Designers are conditioned to believe user friction is bad. Users won’t do what we want them to do if we don’t design things properly. That tends to scare us a bit.
All websites need friction.
What do you do if you’re listening to music and it’s too loud? You turn it down, right? Same thing with friction. Friction is a volume dial of sorts. Turn it up or down to adjust the users you attract.
Here’s how other websites have used friction.
- Craigslist: hates it when you re-post the same ad 50 times. They create friction with Ghosting. Create spam, re-post your ad too many times and your ad is quietly hidden from everyone else.
- Google: wants you to treat them with respect. Abuse the site, attempt to scrape content from search results and you’re flagged for unusual behavior. Ignore the warnings and you’re blocked.
- Quora: is a Q&A site. They have a simple policy. Be nice, be respectful. Those who ignore that policy are given a warning, blocked or banned. Their system is designed in such a way that it maximizes the user experience, ensuring Quora remains a safe place for others.
Friction is a problem for designers. They either don’t know how to adjust the dial to attract the users they want or they don’t know the dial exists. This means they’re either prone to overreacting or they’re chronically abused.
But what does that look like?
- Putting captcha forms on a contact form with three or four fields.
- Increasing the number of steps in any given process unnecessarily, increasing user drop off.
- Long pages filled with walls of text and visually similar information.
- Using lots of form fields when less will do. Increasing user fatigue and disinterest.
- Not using enough form fields so anyone and everyone gains access to whatever it is your design is offering.
- Generic visuals, stock photos and imagery decrease meaning and understanding. They increases user resistance.
- Asking for a user’s personal or financial information while doing your best to avoid showing pictures of your face, stating who you are, or anything about your story.
Friction comes in all shapes and sizes, but it’s something many designers struggle to wrap their heads around.
UX Mistake 4: Giving your boss what they want
Avoiding this UX mistake requires lots of courage. But it also requires something more important: a clear understanding of the goal.
That piece you’re designing, what is it supposed to accomplish? The website you’re developing, what’s the goal?
A clear, definitive answer to this question is mandatory
And the reason it’s mandatory? Your boss, the committee, a client, someone in charge is going to demand that you go against that goal. What’s worse is that you know what’s going to happen.
Your experience tells you this won’t end well. If you give them what they want things won’t go as well as it should. It may fail miserably. It’s easy to go along with the boss. “They’re the ones signing the checks, I just do as I’m told.”
It’s incredibly important that you speak up
It’s important that you fight for your boss, even when they refuse to fight for themselves. If they’re asking you for something that will hurt them, speak up. Deliver the bad news. Get them to understand the mistake they’re making.
A habit of not speaking up means your portfolio will be filled with mediocre work.

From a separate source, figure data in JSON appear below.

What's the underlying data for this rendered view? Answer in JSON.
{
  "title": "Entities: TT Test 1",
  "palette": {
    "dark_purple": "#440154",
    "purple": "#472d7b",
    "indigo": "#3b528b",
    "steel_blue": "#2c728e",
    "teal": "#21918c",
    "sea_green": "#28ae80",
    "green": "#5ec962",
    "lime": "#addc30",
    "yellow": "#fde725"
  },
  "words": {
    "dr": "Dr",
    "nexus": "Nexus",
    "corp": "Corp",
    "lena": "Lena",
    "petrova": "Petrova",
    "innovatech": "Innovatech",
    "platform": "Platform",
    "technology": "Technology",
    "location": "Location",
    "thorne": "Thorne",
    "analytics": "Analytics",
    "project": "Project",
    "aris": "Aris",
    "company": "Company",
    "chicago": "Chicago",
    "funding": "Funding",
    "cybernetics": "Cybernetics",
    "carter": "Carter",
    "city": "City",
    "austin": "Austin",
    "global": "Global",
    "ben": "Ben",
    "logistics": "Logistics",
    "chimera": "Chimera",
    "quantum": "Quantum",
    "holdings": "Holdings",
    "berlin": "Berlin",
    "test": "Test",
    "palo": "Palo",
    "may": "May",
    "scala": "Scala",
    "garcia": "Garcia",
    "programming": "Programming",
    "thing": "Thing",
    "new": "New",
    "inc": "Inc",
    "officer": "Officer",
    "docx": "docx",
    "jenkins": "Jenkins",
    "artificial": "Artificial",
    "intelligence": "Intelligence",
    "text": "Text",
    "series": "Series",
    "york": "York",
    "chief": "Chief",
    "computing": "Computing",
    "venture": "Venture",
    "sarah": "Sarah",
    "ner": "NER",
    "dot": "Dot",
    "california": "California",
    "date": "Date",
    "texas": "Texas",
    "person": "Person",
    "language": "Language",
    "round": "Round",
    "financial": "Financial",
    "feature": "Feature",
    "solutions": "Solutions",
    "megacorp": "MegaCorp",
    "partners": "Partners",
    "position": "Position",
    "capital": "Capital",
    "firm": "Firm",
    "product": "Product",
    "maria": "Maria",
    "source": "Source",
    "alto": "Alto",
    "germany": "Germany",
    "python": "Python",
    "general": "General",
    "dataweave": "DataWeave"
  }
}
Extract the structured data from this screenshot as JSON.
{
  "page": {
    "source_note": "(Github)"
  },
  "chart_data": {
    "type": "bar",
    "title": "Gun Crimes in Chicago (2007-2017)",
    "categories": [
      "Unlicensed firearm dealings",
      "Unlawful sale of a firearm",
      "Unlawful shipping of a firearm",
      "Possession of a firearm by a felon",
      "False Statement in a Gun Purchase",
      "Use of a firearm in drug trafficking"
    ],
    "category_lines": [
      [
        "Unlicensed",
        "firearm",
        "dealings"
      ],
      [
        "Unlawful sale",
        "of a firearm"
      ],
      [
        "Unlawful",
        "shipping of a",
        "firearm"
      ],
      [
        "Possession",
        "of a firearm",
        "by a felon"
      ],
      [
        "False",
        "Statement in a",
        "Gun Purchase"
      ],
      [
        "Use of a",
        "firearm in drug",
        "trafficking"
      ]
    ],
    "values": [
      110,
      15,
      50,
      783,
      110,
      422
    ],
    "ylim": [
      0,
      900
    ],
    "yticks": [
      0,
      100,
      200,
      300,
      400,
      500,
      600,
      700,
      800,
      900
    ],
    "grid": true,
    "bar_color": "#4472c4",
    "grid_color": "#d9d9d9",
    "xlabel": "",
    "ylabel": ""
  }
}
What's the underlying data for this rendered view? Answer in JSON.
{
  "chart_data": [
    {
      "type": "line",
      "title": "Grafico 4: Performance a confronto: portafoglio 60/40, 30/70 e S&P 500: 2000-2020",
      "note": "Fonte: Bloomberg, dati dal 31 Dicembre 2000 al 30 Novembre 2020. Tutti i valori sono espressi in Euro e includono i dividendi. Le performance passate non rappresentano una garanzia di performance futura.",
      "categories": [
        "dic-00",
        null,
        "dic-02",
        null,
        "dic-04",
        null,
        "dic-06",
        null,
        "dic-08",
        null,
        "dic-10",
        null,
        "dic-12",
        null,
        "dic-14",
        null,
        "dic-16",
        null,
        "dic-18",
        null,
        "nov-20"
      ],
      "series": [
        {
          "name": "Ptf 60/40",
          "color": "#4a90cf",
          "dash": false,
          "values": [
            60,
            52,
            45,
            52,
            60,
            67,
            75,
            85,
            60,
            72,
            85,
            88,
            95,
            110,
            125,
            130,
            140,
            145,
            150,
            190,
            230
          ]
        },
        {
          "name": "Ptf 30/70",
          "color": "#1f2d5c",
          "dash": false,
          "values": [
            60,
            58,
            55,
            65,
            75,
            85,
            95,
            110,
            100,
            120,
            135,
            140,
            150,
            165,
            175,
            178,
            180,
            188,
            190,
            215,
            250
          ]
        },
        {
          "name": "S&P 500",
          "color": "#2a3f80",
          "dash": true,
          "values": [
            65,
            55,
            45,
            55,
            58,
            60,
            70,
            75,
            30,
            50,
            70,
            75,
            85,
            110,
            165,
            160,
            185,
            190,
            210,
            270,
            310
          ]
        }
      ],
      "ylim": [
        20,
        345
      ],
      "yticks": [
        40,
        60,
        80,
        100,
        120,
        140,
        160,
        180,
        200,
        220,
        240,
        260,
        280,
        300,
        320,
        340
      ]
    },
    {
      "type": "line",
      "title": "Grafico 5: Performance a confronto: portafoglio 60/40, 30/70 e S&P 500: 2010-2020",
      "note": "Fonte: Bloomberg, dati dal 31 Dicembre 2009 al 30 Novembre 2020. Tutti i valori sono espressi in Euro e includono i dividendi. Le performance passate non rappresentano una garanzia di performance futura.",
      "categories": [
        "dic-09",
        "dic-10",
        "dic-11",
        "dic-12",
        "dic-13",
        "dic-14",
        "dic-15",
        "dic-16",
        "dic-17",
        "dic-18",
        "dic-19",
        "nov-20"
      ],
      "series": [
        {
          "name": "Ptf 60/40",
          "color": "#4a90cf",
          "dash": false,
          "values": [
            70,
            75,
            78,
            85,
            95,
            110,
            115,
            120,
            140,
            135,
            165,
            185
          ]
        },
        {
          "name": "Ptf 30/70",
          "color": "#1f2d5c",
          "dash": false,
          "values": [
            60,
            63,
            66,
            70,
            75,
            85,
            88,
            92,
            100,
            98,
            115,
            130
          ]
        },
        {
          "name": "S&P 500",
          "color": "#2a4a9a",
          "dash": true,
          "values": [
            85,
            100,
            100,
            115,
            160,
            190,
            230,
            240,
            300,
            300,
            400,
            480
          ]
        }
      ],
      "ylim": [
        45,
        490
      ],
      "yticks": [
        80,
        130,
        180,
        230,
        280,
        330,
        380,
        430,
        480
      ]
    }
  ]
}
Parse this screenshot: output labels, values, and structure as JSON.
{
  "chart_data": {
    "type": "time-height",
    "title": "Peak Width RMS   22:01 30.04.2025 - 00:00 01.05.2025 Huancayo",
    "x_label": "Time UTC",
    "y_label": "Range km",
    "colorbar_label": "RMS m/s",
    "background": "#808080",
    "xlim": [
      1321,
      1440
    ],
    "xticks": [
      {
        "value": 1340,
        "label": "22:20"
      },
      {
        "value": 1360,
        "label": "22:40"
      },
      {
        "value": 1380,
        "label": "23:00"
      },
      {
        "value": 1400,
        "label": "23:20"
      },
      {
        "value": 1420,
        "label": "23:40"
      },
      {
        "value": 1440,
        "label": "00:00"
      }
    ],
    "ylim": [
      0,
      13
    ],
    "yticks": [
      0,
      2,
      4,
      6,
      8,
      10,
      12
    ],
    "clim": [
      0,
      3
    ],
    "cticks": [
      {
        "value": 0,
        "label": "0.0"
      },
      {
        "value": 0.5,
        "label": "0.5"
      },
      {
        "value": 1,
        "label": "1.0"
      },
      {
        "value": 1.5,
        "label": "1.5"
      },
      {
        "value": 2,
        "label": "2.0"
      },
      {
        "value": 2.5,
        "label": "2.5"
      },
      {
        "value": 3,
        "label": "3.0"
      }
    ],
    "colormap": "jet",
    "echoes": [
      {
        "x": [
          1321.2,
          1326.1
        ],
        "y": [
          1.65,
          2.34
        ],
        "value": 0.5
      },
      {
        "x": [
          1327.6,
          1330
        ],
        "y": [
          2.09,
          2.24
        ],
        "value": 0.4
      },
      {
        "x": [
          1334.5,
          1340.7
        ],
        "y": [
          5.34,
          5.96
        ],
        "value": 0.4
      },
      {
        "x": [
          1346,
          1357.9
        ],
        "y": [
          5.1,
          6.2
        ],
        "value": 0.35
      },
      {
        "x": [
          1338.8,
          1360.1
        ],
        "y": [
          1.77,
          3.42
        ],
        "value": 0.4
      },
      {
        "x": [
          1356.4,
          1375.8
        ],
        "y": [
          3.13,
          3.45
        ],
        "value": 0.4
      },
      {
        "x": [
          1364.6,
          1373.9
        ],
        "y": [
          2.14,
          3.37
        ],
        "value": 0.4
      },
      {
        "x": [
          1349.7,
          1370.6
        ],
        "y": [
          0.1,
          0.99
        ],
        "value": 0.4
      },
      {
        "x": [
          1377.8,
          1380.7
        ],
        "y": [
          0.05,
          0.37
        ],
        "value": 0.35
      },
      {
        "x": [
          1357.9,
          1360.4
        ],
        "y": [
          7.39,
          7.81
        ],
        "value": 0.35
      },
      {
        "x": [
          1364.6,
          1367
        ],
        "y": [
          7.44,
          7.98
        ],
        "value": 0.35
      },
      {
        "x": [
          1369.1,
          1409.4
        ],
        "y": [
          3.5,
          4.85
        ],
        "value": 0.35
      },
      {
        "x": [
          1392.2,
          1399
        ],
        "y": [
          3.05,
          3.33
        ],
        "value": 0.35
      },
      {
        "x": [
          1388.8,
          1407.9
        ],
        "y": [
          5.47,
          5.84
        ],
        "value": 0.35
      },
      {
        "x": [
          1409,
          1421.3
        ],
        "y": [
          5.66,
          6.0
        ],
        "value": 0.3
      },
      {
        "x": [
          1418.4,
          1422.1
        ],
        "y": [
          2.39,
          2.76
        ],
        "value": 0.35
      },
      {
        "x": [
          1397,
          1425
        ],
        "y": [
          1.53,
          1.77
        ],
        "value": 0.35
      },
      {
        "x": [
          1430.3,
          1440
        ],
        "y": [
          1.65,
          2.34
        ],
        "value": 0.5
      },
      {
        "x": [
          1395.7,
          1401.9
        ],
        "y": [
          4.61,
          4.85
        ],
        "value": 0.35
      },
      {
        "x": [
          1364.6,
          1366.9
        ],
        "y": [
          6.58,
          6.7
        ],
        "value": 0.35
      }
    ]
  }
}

Most designers won’t do it. They’re afraid they’ll lose their job or hurt their career. Which is exactly what will happen if you say nothing. How do I know? Experience. Those mistakes are probably going to end up in your portfolio. A habit of not speaking up means your portfolio will be filled with mediocre work.
And the A-player employers, the kind you’d love to work with? They can tell. Make enough of these mistakes and it becomes difficult to hide.
What if there’s nothing you can do about these mistakes?
What if you’re part of a team where the planning and design decisions have already been made? Talk it over with others on your team. Make your case with solid evidence (e.g. research, reports, data, etc.). Then, make your case with decision makers. It feels impossible, but it’s definitely doable. Just start small and take it slow.
You’re a professional. You have the tools you need to find the UX mistakes others miss. You make the complex easy, simple, and beautiful.